Our company has banned us from traveling anywhere this Christmas holiday. We are required to stay in the city to avoid having to undergo a two week quarantine upon our return (thereby delaying our return to work since our holiday is only two weeks long).
Is there a "industrialized" country where this sort of thing is still legal? Or are you in Bangladesh?
We have this going on at my place of work, at least for the critical workers (the ones not eligible for raises, bonuses, or promotion). This is in the United States.
The critical workers have to work elbow to elbow, so we make sure to not do anything outside work that would expose us to the virus. It's a 24x7 lifestyle change. But it's also backed up by management. If we have the audacity to host family who drive in from out of town, or to drive off for a weekend in the mountains, or to take vacation or personal time in which we cross paths with people outside our household, we're quarantined at our own expense for up to twice the period of time recommended by the CDC. The same standards do not apply to the work-from-home clique.

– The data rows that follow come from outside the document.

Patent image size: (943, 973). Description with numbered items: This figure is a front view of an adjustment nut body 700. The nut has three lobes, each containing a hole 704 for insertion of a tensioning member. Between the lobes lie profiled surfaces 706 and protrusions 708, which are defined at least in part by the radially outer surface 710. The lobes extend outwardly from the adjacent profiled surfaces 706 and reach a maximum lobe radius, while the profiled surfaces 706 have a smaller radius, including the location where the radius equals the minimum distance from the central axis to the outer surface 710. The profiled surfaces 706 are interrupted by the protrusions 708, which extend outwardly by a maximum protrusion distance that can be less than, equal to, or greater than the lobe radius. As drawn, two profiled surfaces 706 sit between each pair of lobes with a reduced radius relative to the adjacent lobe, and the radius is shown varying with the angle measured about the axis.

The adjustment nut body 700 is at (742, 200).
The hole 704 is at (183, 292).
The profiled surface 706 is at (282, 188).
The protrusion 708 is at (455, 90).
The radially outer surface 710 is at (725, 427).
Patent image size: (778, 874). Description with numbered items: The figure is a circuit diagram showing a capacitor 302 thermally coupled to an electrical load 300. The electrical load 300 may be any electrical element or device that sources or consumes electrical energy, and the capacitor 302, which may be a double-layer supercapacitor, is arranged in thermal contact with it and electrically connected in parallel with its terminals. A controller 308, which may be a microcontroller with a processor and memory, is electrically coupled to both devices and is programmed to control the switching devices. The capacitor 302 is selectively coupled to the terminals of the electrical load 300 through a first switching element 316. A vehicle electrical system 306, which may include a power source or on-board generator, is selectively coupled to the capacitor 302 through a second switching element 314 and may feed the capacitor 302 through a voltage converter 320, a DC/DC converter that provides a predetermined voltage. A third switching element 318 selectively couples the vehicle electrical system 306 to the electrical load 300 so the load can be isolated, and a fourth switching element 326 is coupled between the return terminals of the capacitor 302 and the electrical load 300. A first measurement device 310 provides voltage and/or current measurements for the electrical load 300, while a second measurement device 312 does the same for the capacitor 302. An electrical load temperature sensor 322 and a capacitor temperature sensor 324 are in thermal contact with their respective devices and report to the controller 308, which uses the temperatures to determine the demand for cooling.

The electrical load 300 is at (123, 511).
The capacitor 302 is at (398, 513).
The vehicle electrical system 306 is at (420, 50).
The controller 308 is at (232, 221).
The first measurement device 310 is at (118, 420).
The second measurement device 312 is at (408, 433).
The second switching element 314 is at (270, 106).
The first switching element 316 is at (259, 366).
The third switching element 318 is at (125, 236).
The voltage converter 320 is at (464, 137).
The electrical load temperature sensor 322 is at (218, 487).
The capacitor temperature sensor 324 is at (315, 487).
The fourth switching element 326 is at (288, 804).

For the work-from-home clique, whose work we kind of have to cover because telecommuting precludes any kind of hands-on activity, the rules are different. They have the option of traveling. Management will arrange exemptions to quarantine for them, and find work they can do from home. There are probably raises and promotions available for this set too because they are Designated Winners. But the grunts who make everything roll (and who take a great deal of physical risk to do it) have an entirely different (and much higher) set of standards. We, the Designated Losers, are the ones working extremely long hours under physically unsafe conditions. We are not permitted to slip schedule or scale down our operations, and when we get close to meeting a milestone management requires us to move offices or otherwise expose ourselves to more people, more buildings, and more physical risks.
The especially horrific thing is that management is planning for us to get sick. The extra red tape they are applying, and the extra work they are imposing on the onsite personnel, has consequences. Every additional building we go into, and every addition person we are required to cross paths with, increases our risk especially when the high standards applied to us don't apply to the people with whom we cross paths. Sooner or later, the clique permitted to do personal travel out of state and to go to multiple Hallowe'en parties (while the rest of us weren't even allowed to hand out candy) will catch the virus and bring it in to infect us.